3. Structure of Skeletal Muscle:

   • Skeletal muscles are organized into muscle bundles or fascicles held together by connective tissue called fascia.
   • Each muscle bundle contains multiple muscle fibers.
   • Muscle fibers are multinucleated and surrounded by a plasma membrane called sarcolemma.
   • Sarcoplasmic reticulum stores calcium ions necessary for muscle contraction.
   • Myofibrils, composed of myofilaments, are responsible for muscle contraction.
   • Myofibrils have alternating dark (A-band, containing myosin) and light (I-band, containing actin) bands.
   • Actin and myosin filaments are arranged parallel to each other and to the longitudinal axis of the myofibrils.
   • Sarcomere, the functional unit of contraction, is the portion of the myofibril between two Z-lines.
   • During muscle contraction, thin filaments (actin) slide over thick filaments (myosin), reducing the H-zone and overlapping the A-bands and I-bands.

17.2.1 Structure of Contractile Proteins

1. Structure of Actin (Thin) Filament:

   • Each actin filament consists of two filamentous (F) actins helically wound to each other.
   • Filamentous actin (F-actin) is a polymer of monomeric (G) actins.
   • Tropomyosin proteins run close to the actin filaments, with two filaments of tropomyosin running along the length of each actin filament.
   • Troponin, a complex protein, is distributed at regular intervals on the tropomyosin.
   • In the resting state, a subunit of troponin covers the active binding sites for myosin on the actin filaments, preventing muscle contraction.

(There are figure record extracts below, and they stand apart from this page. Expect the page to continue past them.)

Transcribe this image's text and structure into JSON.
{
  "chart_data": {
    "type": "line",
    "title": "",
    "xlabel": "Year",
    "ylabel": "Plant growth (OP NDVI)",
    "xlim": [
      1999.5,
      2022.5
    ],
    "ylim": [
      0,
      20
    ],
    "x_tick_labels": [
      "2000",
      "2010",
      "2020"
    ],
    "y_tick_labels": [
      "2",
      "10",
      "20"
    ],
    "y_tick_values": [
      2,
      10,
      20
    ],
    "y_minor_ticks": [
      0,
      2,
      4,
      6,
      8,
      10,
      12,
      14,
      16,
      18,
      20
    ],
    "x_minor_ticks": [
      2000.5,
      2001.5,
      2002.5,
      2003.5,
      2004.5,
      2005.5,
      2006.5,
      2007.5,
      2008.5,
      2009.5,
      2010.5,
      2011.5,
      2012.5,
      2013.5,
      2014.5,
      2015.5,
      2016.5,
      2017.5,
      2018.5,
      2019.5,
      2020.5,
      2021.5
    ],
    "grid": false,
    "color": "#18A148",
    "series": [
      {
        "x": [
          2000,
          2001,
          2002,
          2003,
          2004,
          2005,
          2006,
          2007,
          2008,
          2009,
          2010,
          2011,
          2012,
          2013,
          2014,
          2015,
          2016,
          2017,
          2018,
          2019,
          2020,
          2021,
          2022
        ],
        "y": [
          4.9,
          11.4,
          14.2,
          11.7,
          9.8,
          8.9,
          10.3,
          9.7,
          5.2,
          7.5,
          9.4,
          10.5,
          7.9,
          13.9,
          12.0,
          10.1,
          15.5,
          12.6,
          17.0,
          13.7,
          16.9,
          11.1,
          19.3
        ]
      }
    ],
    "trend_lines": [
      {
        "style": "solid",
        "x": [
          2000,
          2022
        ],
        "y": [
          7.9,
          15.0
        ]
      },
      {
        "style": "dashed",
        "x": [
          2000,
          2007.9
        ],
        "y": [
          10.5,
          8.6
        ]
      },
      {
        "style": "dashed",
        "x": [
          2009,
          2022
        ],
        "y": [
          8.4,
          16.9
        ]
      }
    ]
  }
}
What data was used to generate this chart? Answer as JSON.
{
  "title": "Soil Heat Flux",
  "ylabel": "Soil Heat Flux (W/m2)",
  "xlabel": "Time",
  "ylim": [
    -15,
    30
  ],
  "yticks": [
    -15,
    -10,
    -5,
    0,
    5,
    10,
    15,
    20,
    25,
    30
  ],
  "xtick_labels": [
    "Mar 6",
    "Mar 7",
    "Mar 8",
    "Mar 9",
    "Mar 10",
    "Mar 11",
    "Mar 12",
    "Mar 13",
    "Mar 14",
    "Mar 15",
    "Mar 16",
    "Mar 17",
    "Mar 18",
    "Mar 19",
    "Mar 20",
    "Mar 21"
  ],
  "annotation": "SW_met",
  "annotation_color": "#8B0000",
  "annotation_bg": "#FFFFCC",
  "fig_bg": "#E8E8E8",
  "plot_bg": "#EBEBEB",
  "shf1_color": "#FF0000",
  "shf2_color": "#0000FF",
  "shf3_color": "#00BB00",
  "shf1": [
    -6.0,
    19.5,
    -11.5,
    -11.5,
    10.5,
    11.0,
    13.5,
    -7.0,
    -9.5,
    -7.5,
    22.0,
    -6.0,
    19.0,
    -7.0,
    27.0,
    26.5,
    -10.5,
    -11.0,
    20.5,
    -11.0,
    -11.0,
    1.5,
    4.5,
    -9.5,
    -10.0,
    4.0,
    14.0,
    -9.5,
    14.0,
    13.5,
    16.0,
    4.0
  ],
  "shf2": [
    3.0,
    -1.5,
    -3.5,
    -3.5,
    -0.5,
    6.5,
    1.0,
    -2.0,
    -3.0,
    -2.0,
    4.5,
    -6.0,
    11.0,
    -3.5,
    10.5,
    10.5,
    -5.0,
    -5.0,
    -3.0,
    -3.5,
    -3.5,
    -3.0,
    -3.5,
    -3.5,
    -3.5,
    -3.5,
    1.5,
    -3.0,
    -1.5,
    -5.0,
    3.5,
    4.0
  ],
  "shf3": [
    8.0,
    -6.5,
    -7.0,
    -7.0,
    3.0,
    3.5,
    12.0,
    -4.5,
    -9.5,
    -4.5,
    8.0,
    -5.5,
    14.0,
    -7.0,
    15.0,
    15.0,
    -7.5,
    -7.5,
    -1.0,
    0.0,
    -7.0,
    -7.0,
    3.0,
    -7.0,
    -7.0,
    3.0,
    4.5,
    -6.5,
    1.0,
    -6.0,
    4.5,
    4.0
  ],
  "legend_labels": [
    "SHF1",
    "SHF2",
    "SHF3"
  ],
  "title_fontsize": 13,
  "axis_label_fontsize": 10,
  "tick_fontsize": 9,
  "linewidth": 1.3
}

2. Structure of Myosin (Thick) Filament:

   • Each myosin filament is also a polymerized protein, consisting of multiple monomeric proteins called meromyosins.
   • Meromyosin consists of two main parts: a globular head with a short arm (heavy meromyosin, HMM) and a tail (light meromyosin, LMM).
   • The globular head of meromyosin projects outward at regular intervals and angles from the surface of the polymerized myosin filament, forming cross arms.
   • The globular head of myosin is an active ATPase enzyme, capable of binding ATP and actin.

17.2.2 Mechanism of Muscle Contraction

1. Sliding Filament Theory:

   • Muscle contraction occurs through the sliding of thin filaments (actin) over thick filaments (myosin).
   • Initiated by a neural signal from the central nervous system (CNS) via a motor neuron to the neuromuscular junction.
   • Release of neurotransmitter (acetylcholine) at the neuromuscular junction generates an action potential in the sarcolemma.
   • Action potential spreads through the muscle fiber, causing the release of calcium ions (Ca++) into the sarcoplasm.

2. Calcium Ion Binding and Cross-Bridge Formation:

   • Calcium ions bind to troponin on actin filaments, exposing active sites for myosin.
   • Myosin heads bind to the exposed active sites on actin, forming cross-bridges.
   • Utilizing energy from ATP hydrolysis, myosin pulls attached actin filaments toward the center of the A-band, shortening the sarcomere and causing contraction.

3. Cross-Bridge Cycling and Relaxation:

   • Myosin releases ADP and Pi, returning to its relaxed state.
   • ATP binds to myosin, breaking the cross-bridge.
   • ATP is hydrolyzed by myosin, repeating the cycle of cross-bridge formation and breakage, further sliding of filaments.
   • Muscle relaxation occurs when calcium ions are pumped back into the sarcoplasmic reticulum, masking actin filaments.

4. Muscle Fibers and Types:

   • Muscle fibers vary in reaction time and fatigue resistance.
   • Repeated muscle activation leads to the accumulation of lactic acid, causing fatigue.
   • Muscle fibers contain myoglobin, a red-colored oxygen-storing pigment.
   • Red fibers have high myoglobin content, appear reddish, and are aerobic due to abundant mitochondria for ATP production.
   • White fibers have low myoglobin content, appear pale, and rely on anaerobic processes for energy.